According to the paper, over 100 "pitch boards" and source codes from 10 to 15 companies were revealed. Companies entrusted their ideas and intellectual property to Microsoft as part of their attempt to become a part of the Microsoft Dynamics CRM/ERP ecosystem, and the misconfiguration unwittingly put their ideas and intellectual property at risk.
The shared responsibility model
"We may assume that the shared responsibility model places the burden of properly securing data assets in the hands of the user," the vpnMentor research team says of who bears responsibility for such misconfigurations. Different parties in user organizations can have varying short-term goals and levels of awareness of security concepts. This could result in confidential data being revealed. This can have disastrous effects regardless of the underlying cloud stack."

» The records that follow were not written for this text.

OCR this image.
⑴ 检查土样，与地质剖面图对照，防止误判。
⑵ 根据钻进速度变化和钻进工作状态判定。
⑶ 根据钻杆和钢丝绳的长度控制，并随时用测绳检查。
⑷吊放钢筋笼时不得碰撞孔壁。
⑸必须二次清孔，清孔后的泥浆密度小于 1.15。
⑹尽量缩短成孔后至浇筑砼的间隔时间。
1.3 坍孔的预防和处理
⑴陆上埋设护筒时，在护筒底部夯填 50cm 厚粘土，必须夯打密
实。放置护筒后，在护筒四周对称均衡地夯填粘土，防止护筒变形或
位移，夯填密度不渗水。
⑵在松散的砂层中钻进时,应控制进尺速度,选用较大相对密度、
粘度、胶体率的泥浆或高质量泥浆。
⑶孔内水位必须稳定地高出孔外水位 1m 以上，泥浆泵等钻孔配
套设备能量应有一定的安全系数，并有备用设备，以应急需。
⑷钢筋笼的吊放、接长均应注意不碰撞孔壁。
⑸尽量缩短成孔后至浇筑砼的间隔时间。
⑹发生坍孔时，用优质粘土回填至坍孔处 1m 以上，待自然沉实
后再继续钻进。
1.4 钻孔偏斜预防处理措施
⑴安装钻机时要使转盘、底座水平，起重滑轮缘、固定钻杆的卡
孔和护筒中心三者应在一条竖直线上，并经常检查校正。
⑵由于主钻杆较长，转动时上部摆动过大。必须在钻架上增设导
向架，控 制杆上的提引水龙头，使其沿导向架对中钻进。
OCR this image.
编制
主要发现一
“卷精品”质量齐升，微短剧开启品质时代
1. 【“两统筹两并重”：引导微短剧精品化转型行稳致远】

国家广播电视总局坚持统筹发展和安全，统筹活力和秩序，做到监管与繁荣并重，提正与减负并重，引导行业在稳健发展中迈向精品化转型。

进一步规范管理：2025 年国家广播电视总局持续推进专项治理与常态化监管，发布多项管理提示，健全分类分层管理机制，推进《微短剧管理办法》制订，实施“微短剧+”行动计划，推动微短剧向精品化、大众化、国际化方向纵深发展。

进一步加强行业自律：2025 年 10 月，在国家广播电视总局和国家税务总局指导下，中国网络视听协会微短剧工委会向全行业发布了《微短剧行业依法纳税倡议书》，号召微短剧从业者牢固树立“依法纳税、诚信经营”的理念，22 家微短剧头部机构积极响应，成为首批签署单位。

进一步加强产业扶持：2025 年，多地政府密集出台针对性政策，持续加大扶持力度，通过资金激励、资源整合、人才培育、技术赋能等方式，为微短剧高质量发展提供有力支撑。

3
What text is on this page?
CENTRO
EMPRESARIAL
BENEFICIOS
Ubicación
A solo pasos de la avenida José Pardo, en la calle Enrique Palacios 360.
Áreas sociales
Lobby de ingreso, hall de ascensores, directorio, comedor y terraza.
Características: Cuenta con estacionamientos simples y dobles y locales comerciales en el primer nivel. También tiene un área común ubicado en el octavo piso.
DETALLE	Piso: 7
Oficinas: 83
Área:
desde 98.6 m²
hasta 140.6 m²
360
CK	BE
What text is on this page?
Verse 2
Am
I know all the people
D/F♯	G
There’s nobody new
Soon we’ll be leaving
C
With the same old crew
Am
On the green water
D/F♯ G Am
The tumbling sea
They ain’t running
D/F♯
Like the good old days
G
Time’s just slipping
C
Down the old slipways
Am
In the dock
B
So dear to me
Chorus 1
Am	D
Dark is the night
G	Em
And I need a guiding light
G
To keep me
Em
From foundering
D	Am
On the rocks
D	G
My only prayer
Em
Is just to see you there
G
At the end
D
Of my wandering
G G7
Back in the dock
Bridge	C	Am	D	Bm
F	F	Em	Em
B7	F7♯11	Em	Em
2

CISOs should follow the principle of "shared responsibility," which states that the cloud provider is responsible for cloud protection, while the customer is responsible for cloud security. CISOs should emphasize this point to everyone who might be storing data in a cloud storage system that is not under their jurisdiction.
We see cloud storage owners struggle to keep their storage buckets private daily. They often ignore the various layers of access and authentication processes and procedures in place by cloud providers to protect their data. When more of our data moves to the cloud, whether Azure Blob or AWS S3, configuring the environment to limit access to those that don't need to know is becoming standard practice.
The Microsoft error affected 63 gigabytes of data (or 3,800 files) that were generated in 2016. Although this might seem insignificant in 2021, it is the responsibility of the owner of the knowledge to decide its current value.
"In this case, it's difficult to track down who is really to blame," says Michael Quinn, CEO of ActiveCypher (and a former Microsoft executive). Companies face an uphill fight in their attempt to build a stable data supply chain, with external consultants, suppliers, and expanding workforces having access to large swaths of critical data. In recent months, the existing network/ecosystem has been revealed as porous and vulnerable to compromise. However, losing sight of the target (data protection) and doubling down on efforts has only resulted in the same results." He goes on to say that the "real solution" is to secure data at the file level, regardless of where it was created or whether it is at rest, in transit, or external. "[This] will cancel the value of data that has been compromised, even though it has been exfiltrated."